Gu Hongxian, Yan Yuting, He Xiaodong, Xu Yuyun, Wei Yuguo, Shao Yuan
Department of Radiology, The People's Hospital of Jianyang City, Jianyang, Sichuan Province, China.
Center for Rehabilitation Medicine, Department of Radiology, Zhejiang Provincial People's Hospital, Hangzhou, Zhejiang, China.
Front Neuroinform. 2024 Aug 22;18:1400702. doi: 10.3389/fninf.2024.1400702. eCollection 2024.
This study aimed to develop a radiomic model based on non-contrast computed tomography (NCCT) after interventional treatment to predict the clinical prognosis of acute ischemic stroke (AIS) with large vessel occlusion.

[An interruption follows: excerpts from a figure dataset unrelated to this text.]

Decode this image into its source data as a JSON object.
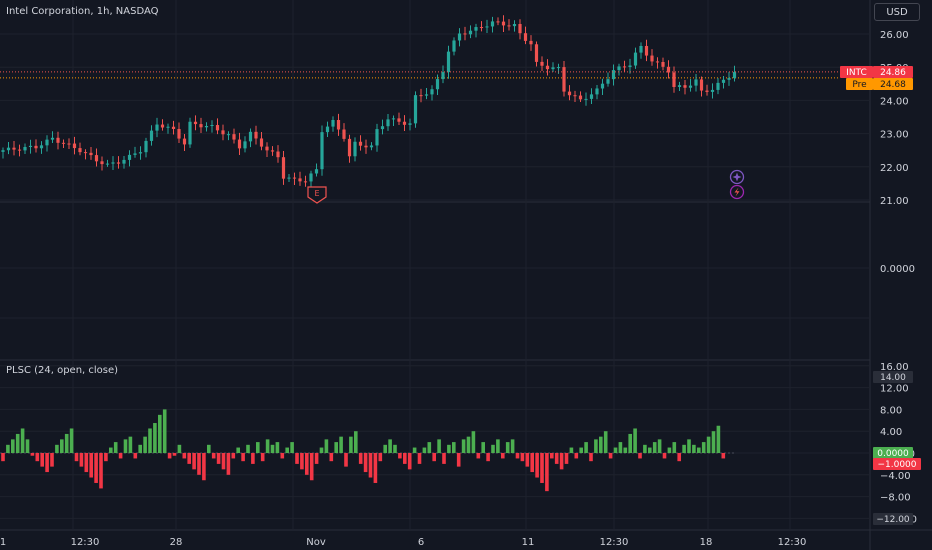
{
  "header": {
    "title": "Intel Corporation, 1h, NASDAQ",
    "currency": "USD"
  },
  "indicator": {
    "label": "PLSC (24, open, close)"
  },
  "price_labels": {
    "symbol": "INTC",
    "last": "24.86",
    "pre_tag": "Pre",
    "pre_value": "24.68"
  },
  "osc_labels": {
    "upper": "14.00",
    "pos": "0.0000",
    "neg": "−1.0000",
    "lower": "−12.00"
  },
  "markers": {
    "earnings": "E"
  },
  "colors": {
    "up": "#26a69a",
    "down": "#ef5350",
    "hist_up": "#4caf50",
    "hist_down": "#f23645",
    "pre": "#ff9800",
    "purple": "#9c27b0",
    "background": "#131722"
  },
  "chart_data": [
    {
      "type": "candlestick",
      "title": "Intel Corporation, 1h, NASDAQ",
      "yticks": [
        "26.00",
        "25.00",
        "24.00",
        "23.00",
        "22.00",
        "21.00"
      ],
      "ylim": [
        21.0,
        26.3
      ],
      "x_ticks": [
        "1",
        "12:30",
        "28",
        "Nov",
        "6",
        "11",
        "12:30",
        "18",
        "12:30"
      ],
      "last_price": 24.86,
      "pre_price": 24.68,
      "close_path": [
        [
          0,
          22.5
        ],
        [
          6,
          22.6
        ],
        [
          9,
          22.85
        ],
        [
          14,
          22.5
        ],
        [
          16,
          22.3
        ],
        [
          17,
          22.2
        ],
        [
          19,
          22.05
        ],
        [
          21,
          22.15
        ],
        [
          23,
          22.3
        ],
        [
          25,
          22.5
        ],
        [
          28,
          23.3
        ],
        [
          31,
          23.1
        ],
        [
          33,
          22.7
        ],
        [
          34,
          23.3
        ],
        [
          38,
          23.2
        ],
        [
          41,
          22.95
        ],
        [
          43,
          22.6
        ],
        [
          45,
          23.0
        ],
        [
          48,
          22.5
        ],
        [
          50,
          22.3
        ],
        [
          51,
          21.7
        ],
        [
          53,
          21.6
        ],
        [
          55,
          21.6
        ],
        [
          57,
          21.9
        ],
        [
          58,
          23.1
        ],
        [
          60,
          23.35
        ],
        [
          62,
          22.9
        ],
        [
          63,
          22.3
        ],
        [
          64,
          22.7
        ],
        [
          67,
          22.6
        ],
        [
          68,
          23.1
        ],
        [
          70,
          23.45
        ],
        [
          72,
          23.35
        ],
        [
          74,
          23.3
        ],
        [
          75,
          24.1
        ],
        [
          78,
          24.3
        ],
        [
          80,
          24.9
        ],
        [
          81,
          25.5
        ],
        [
          83,
          26.0
        ],
        [
          86,
          26.15
        ],
        [
          89,
          26.35
        ],
        [
          93,
          26.25
        ],
        [
          94,
          26.0
        ],
        [
          96,
          25.7
        ],
        [
          97,
          25.1
        ],
        [
          99,
          25.0
        ],
        [
          101,
          24.95
        ],
        [
          102,
          24.3
        ],
        [
          105,
          24.0
        ],
        [
          108,
          24.3
        ],
        [
          110,
          24.7
        ],
        [
          111,
          24.9
        ],
        [
          114,
          25.1
        ],
        [
          115,
          25.4
        ],
        [
          116,
          25.6
        ],
        [
          118,
          25.2
        ],
        [
          121,
          24.9
        ],
        [
          122,
          24.4
        ],
        [
          124,
          24.4
        ],
        [
          126,
          24.6
        ],
        [
          127,
          24.25
        ],
        [
          129,
          24.35
        ],
        [
          131,
          24.6
        ],
        [
          133,
          24.86
        ]
      ],
      "events": [
        "Earnings (E)",
        "Dividend"
      ]
    },
    {
      "type": "bar",
      "title": "PLSC (24, open, close)",
      "yticks": [
        "16.00",
        "12.00",
        "8.00",
        "4.00",
        "0.0000",
        "−4.00",
        "−8.00",
        "−12.00"
      ],
      "ylim": [
        -12,
        16
      ],
      "values": [
        -1.5,
        1.5,
        2.5,
        3.5,
        4.5,
        2.5,
        -0.5,
        -1.5,
        -2.5,
        -3.5,
        -2.5,
        1.5,
        2.5,
        3.5,
        4.5,
        -1.5,
        -2.5,
        -3.5,
        -4.5,
        -5.5,
        -6.5,
        -1.5,
        1.0,
        2.0,
        -1.0,
        2.5,
        3.0,
        -1.0,
        1.5,
        3.0,
        4.5,
        5.5,
        7.0,
        8.0,
        -1.0,
        -0.5,
        1.5,
        -1.0,
        -2.0,
        -3.0,
        -4.0,
        -5.0,
        1.5,
        -1.0,
        -2.0,
        -3.0,
        -4.0,
        -1.0,
        1.0,
        -1.5,
        1.5,
        -2.0,
        2.0,
        -1.5,
        2.5,
        1.5,
        2.0,
        -1.0,
        1.0,
        2.0,
        -2.0,
        -3.0,
        -4.0,
        -5.0,
        -2.0,
        1.0,
        2.5,
        -1.5,
        2.0,
        3.0,
        -2.5,
        3.0,
        4.0,
        -2.0,
        -3.5,
        -4.5,
        -5.5,
        -1.5,
        1.5,
        2.5,
        1.5,
        -1.0,
        -2.0,
        -3.0,
        1.0,
        -2.0,
        1.0,
        2.0,
        -1.5,
        2.5,
        -2.0,
        1.5,
        2.0,
        -2.5,
        2.5,
        3.0,
        4.0,
        -1.0,
        2.0,
        -1.5,
        1.5,
        2.5,
        -1.0,
        2.0,
        2.5,
        -1.0,
        -1.5,
        -2.5,
        -3.5,
        -4.5,
        -5.5,
        -7.0,
        -1.0,
        -2.0,
        -3.0,
        -2.0,
        1.0,
        -1.0,
        1.0,
        2.0,
        -1.5,
        2.5,
        3.0,
        4.0,
        -1.0,
        1.0,
        2.0,
        1.0,
        3.5,
        4.5,
        -1.0,
        1.5,
        1.0,
        2.0,
        2.5,
        -1.0,
        1.0,
        2.0,
        -1.5,
        1.5,
        2.5,
        1.5,
        1.0,
        2.0,
        3.0,
        4.0,
        5.0,
        -1.0
      ]
    }
  ]
}
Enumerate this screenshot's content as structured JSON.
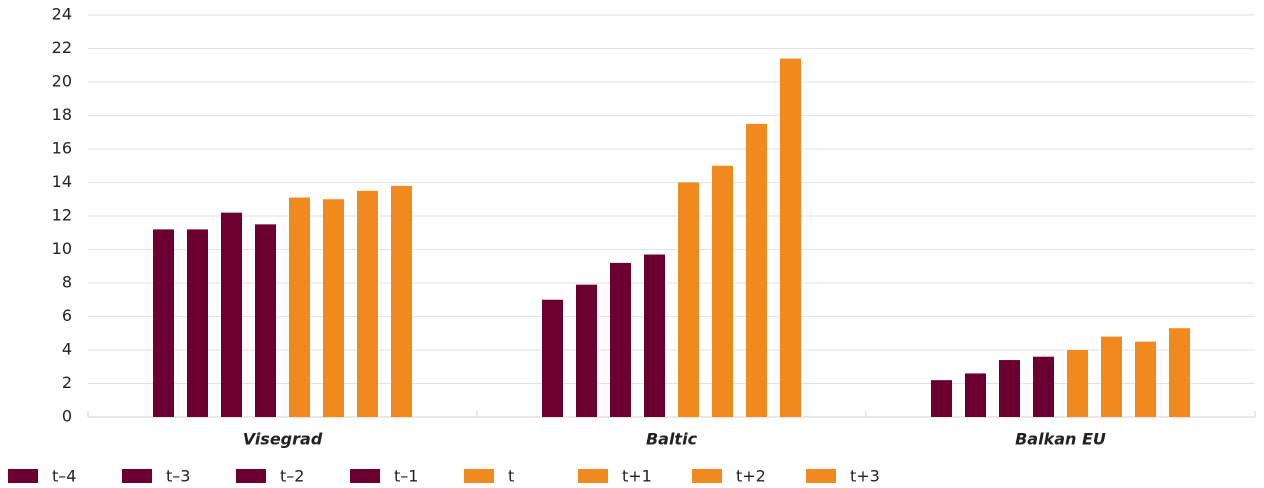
{
  "chart_data": {
    "type": "bar",
    "categories": [
      "Visegrad",
      "Baltic",
      "Balkan EU"
    ],
    "series": [
      {
        "name": "t–4",
        "color": "#6b0030",
        "values": [
          11.2,
          7.0,
          2.2
        ]
      },
      {
        "name": "t–3",
        "color": "#6b0030",
        "values": [
          11.2,
          7.9,
          2.6
        ]
      },
      {
        "name": "t–2",
        "color": "#6b0030",
        "values": [
          12.2,
          9.2,
          3.4
        ]
      },
      {
        "name": "t–1",
        "color": "#6b0030",
        "values": [
          11.5,
          9.7,
          3.6
        ]
      },
      {
        "name": "t",
        "color": "#f08a1e",
        "values": [
          13.1,
          14.0,
          4.0
        ]
      },
      {
        "name": "t+1",
        "color": "#f08a1e",
        "values": [
          13.0,
          15.0,
          4.8
        ]
      },
      {
        "name": "t+2",
        "color": "#f08a1e",
        "values": [
          13.5,
          17.5,
          4.5
        ]
      },
      {
        "name": "t+3",
        "color": "#f08a1e",
        "values": [
          13.8,
          21.4,
          5.3
        ]
      }
    ],
    "ylim": [
      0,
      24
    ],
    "yticks": [
      0,
      2,
      4,
      6,
      8,
      10,
      12,
      14,
      16,
      18,
      20,
      22,
      24
    ],
    "grid": true,
    "legend": "bottom"
  }
}
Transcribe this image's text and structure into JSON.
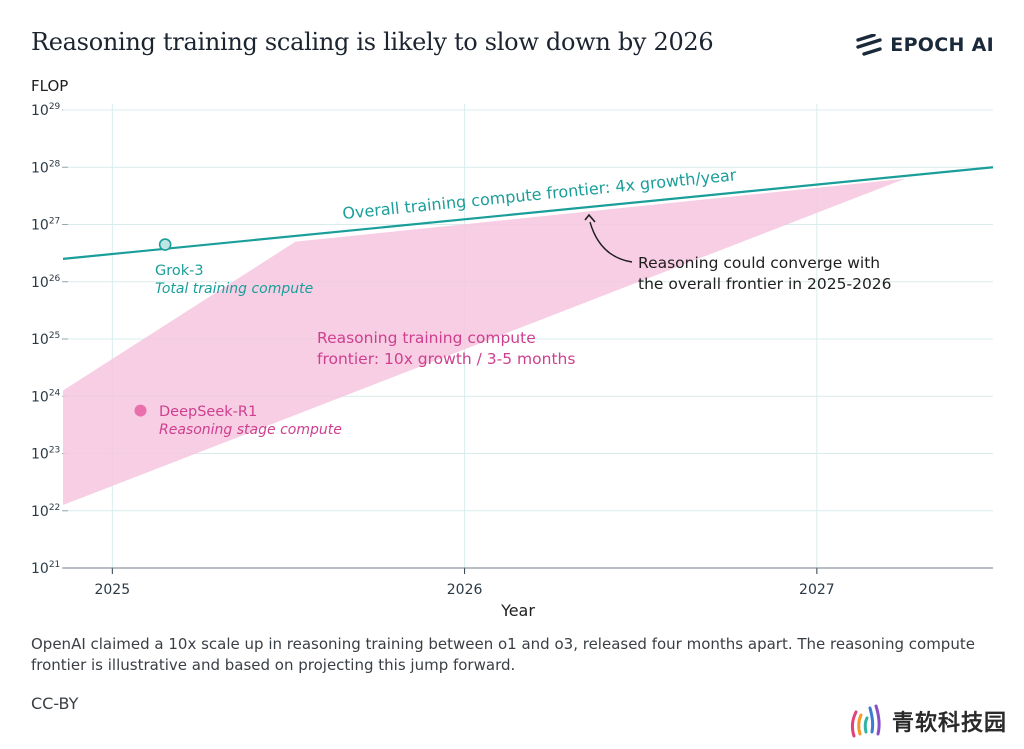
{
  "title": "Reasoning training scaling is likely to slow down by 2026",
  "brand": {
    "logo_icon": "epoch-logo-icon",
    "name": "EPOCH AI"
  },
  "caption": "OpenAI claimed a 10x scale up in reasoning training between o1 and o3, released four months apart. The reasoning compute frontier is illustrative and based on projecting this jump forward.",
  "license": "CC-BY",
  "watermark": {
    "icon": "signal-waves-icon",
    "text": "青软科技园"
  },
  "colors": {
    "teal": "#1a9e9a",
    "pink": "#cf3f8f",
    "pink_fill": "#f6c9e1",
    "grid": "#d8ecec",
    "axis": "#2d3a45"
  },
  "chart_data": {
    "type": "line",
    "ylabel": "FLOP",
    "xlabel": "Year",
    "y_scale": "log10",
    "ylim_exp": [
      21,
      29
    ],
    "y_ticks": [
      {
        "base": "10",
        "exp": "21"
      },
      {
        "base": "10",
        "exp": "22"
      },
      {
        "base": "10",
        "exp": "23"
      },
      {
        "base": "10",
        "exp": "24"
      },
      {
        "base": "10",
        "exp": "25"
      },
      {
        "base": "10",
        "exp": "26"
      },
      {
        "base": "10",
        "exp": "27"
      },
      {
        "base": "10",
        "exp": "28"
      },
      {
        "base": "10",
        "exp": "29"
      }
    ],
    "xlim": [
      2024.86,
      2027.5
    ],
    "x_ticks": [
      {
        "value": 2025,
        "label": "2025"
      },
      {
        "value": 2026,
        "label": "2026"
      },
      {
        "value": 2027,
        "label": "2027"
      }
    ],
    "series": [
      {
        "name": "Overall training compute frontier: 4x growth/year",
        "kind": "line",
        "color": "#1a9e9a",
        "points": [
          [
            2024.86,
            26.4
          ],
          [
            2027.5,
            28.0
          ]
        ]
      },
      {
        "name": "Reasoning training compute frontier: 10x growth / 3-5 months",
        "kind": "band",
        "color": "#f6c9e1",
        "upper": [
          [
            2024.86,
            24.1
          ],
          [
            2025.52,
            26.7
          ],
          [
            2027.25,
            27.8
          ]
        ],
        "lower": [
          [
            2024.86,
            22.1
          ],
          [
            2027.25,
            27.8
          ]
        ]
      }
    ],
    "points": [
      {
        "name": "Grok-3",
        "subtitle": "Total training compute",
        "x": 2025.15,
        "y_exp": 26.65,
        "color": "#1a9e9a",
        "hollow": true
      },
      {
        "name": "DeepSeek-R1",
        "subtitle": "Reasoning stage compute",
        "x": 2025.08,
        "y_exp": 23.75,
        "color": "#e96fad",
        "hollow": false
      }
    ],
    "annotations": {
      "teal_label": "Overall training compute frontier: 4x growth/year",
      "pink_label_lines": [
        "Reasoning training compute",
        "frontier: 10x growth / 3-5 months"
      ],
      "converge_lines": [
        "Reasoning could converge with",
        "the overall frontier in 2025-2026"
      ]
    }
  }
}
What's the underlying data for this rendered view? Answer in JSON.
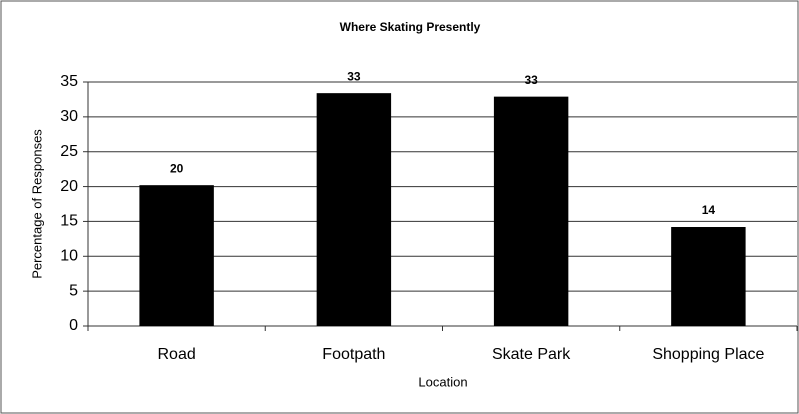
{
  "chart_data": {
    "type": "bar",
    "title": "Where Skating Presently",
    "x_label": "Location",
    "y_label": "Percentage of Responses",
    "categories": [
      "Road",
      "Footpath",
      "Skate Park",
      "Shopping Place"
    ],
    "values": [
      20.2,
      33.4,
      32.9,
      14.2
    ],
    "value_labels": [
      "20",
      "33",
      "33",
      "14"
    ],
    "color": "#000000",
    "ylim": [
      0,
      35
    ],
    "yticks": [
      0,
      5,
      10,
      15,
      20,
      25,
      30,
      35
    ],
    "grid": true
  }
}
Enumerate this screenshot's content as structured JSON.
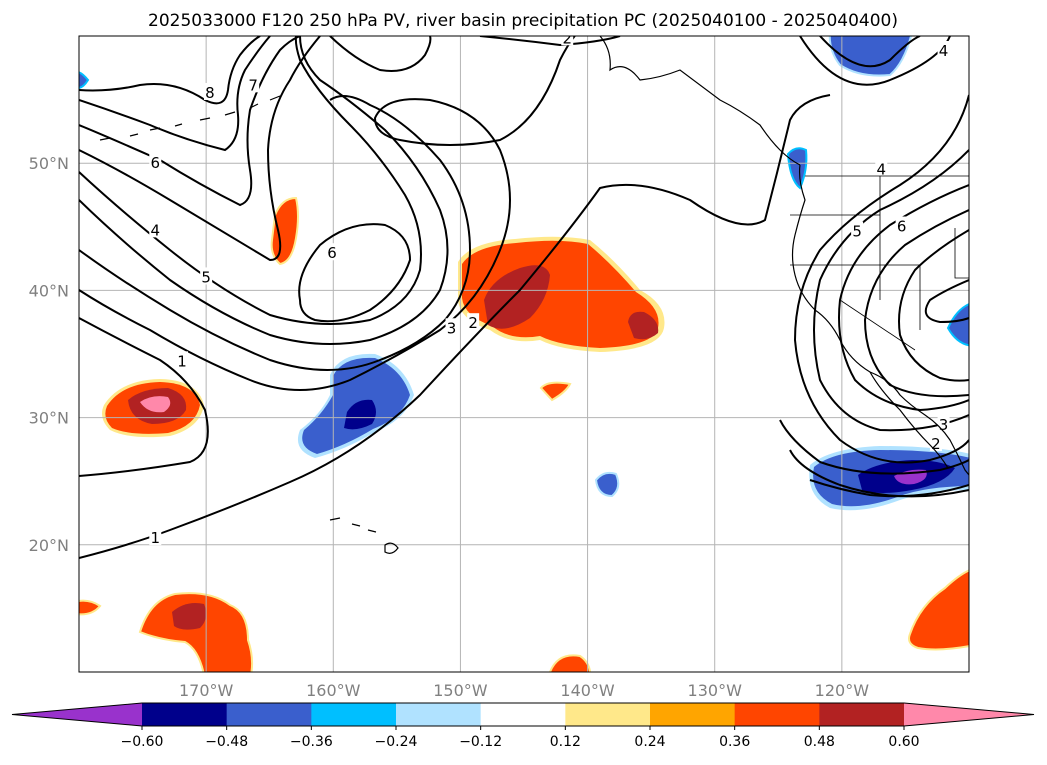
{
  "title": "2025033000 F120 250 hPa PV, river basin precipitation PC (2025040100 - 2025040400)",
  "map": {
    "lon_range": [
      -180,
      -110
    ],
    "lat_range": [
      10,
      60
    ],
    "lon_ticks": [
      {
        "value": -170,
        "label": "170°W"
      },
      {
        "value": -160,
        "label": "160°W"
      },
      {
        "value": -150,
        "label": "150°W"
      },
      {
        "value": -140,
        "label": "140°W"
      },
      {
        "value": -130,
        "label": "130°W"
      },
      {
        "value": -120,
        "label": "120°W"
      }
    ],
    "lat_ticks": [
      {
        "value": 20,
        "label": "20°N"
      },
      {
        "value": 30,
        "label": "30°N"
      },
      {
        "value": 40,
        "label": "40°N"
      },
      {
        "value": 50,
        "label": "50°N"
      }
    ],
    "grid": true,
    "contour_color": "#000000",
    "coastline_color": "#000000"
  },
  "pv_contour_labels": [
    {
      "text": "1",
      "lon": -174,
      "lat": 20.6
    },
    {
      "text": "1",
      "lon": -171.9,
      "lat": 34.5
    },
    {
      "text": "4",
      "lon": -174,
      "lat": 44.8
    },
    {
      "text": "5",
      "lon": -170,
      "lat": 41.1
    },
    {
      "text": "6",
      "lon": -174,
      "lat": 50.1
    },
    {
      "text": "6",
      "lon": -160.1,
      "lat": 43.0
    },
    {
      "text": "7",
      "lon": -166.3,
      "lat": 56.2
    },
    {
      "text": "8",
      "lon": -169.7,
      "lat": 55.6
    },
    {
      "text": "3",
      "lon": -150.7,
      "lat": 37.1
    },
    {
      "text": "2",
      "lon": -149.0,
      "lat": 37.5
    },
    {
      "text": "2",
      "lon": -141.6,
      "lat": 59.9
    },
    {
      "text": "4",
      "lon": -112.0,
      "lat": 58.9
    },
    {
      "text": "4",
      "lon": -116.9,
      "lat": 49.6
    },
    {
      "text": "5",
      "lon": -118.8,
      "lat": 44.7
    },
    {
      "text": "6",
      "lon": -115.3,
      "lat": 45.1
    },
    {
      "text": "3",
      "lon": -112.0,
      "lat": 29.5
    },
    {
      "text": "2",
      "lon": -112.6,
      "lat": 28.0
    }
  ],
  "colorbar": {
    "levels": [
      -0.6,
      -0.48,
      -0.36,
      -0.24,
      -0.12,
      0.12,
      0.24,
      0.36,
      0.48,
      0.6
    ],
    "tick_labels": [
      "−0.60",
      "−0.48",
      "−0.36",
      "−0.24",
      "−0.12",
      "0.12",
      "0.24",
      "0.36",
      "0.48",
      "0.60"
    ],
    "colors": [
      "#9932cc",
      "#00008b",
      "#3a5fcd",
      "#00bfff",
      "#b0e2ff",
      "#ffffff",
      "#ffe88a",
      "#ffa500",
      "#ff4500",
      "#b22222",
      "#ff88aa"
    ],
    "extend": "both"
  },
  "precip_regions": [
    {
      "name": "central-pacific-positive",
      "value": 0.48,
      "center_lon": -145,
      "center_lat": 39.5
    },
    {
      "name": "subtropical-negative",
      "value": -0.48,
      "center_lon": -159,
      "center_lat": 30.5
    },
    {
      "name": "west-subtropical-positive",
      "value": 0.6,
      "center_lon": -174,
      "center_lat": 30.8
    },
    {
      "name": "baja-negative",
      "value": -0.6,
      "center_lon": -116,
      "center_lat": 25.3
    },
    {
      "name": "tropical-west-positive",
      "value": 0.48,
      "center_lon": -172,
      "center_lat": 14.5
    },
    {
      "name": "tropical-east-positive",
      "value": 0.36,
      "center_lon": -112,
      "center_lat": 15
    }
  ]
}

We retrospectively collected 141 cases of AIS from 2016 to 2020 and analyzed the patients' clinical data as well as NCCT data after interventional treatment. Then, the total dataset was divided into training and testing sets according to the subject serial number. The cerebral hemispheres on the infarct side were segmented for radiomics signature extraction. After radiomics signatures were standardized and dimensionality reduced, the training set was used to construct a radiomics model using machine learning. The testing set was then used to validate the prediction model, which was evaluated based on discrimination, calibration, and clinical utility. Finally, a joint model was constructed by incorporating the radiomics signatures and clinical data.
The AUCs of the joint model, radiomics signature, NIHSS score, and hypertension were 0.900, 0.863, 0.727, and 0.591, respectively, in the training set. In the testing set, the AUCs of the joint model, radiomics signature, NIHSS score, and hypertension were 0.885, 0.840, 0.721, and 0.590, respectively.
Our results provided evidence that using post-interventional NCCT for a radiomic model could be a valuable tool in predicting the clinical prognosis of AIS with large vessel occlusion.
本研究旨在基于介入治疗后的非增强计算机断层扫描(NCCT)开发一种放射组学模型,以预测大血管闭塞性急性缺血性卒中(AIS)的临床预后。
我们回顾性收集了2016年至2020年的141例AIS病例,并分析了患者的临床数据以及介入治疗后的NCCT数据。然后,根据受试者序列号将总数据集分为训练集和测试集。对梗死侧的大脑半球进行分割以提取放射组学特征。在对放射组学特征进行标准化和降维后,使用训练集通过机器学习构建放射组学模型。然后使用测试集验证预测模型,并基于区分度、校准度和临床实用性对其进行评估。最后,通过整合放射组学特征和临床数据构建联合模型。
在训练集中,联合模型、放射组学特征、美国国立卫生研究院卒中量表(NIHSS)评分和高血压的曲线下面积(AUC)分别为0.900、0.863、0.727和0.591。在测试集中,联合模型、放射组学特征、NIHSS评分和高血压的AUC分别为0.885、0.840、0.721和0.590。
我们的结果表明,将介入治疗后的NCCT用于放射组学模型可能是预测大血管闭塞性AIS临床预后的一种有价值的工具。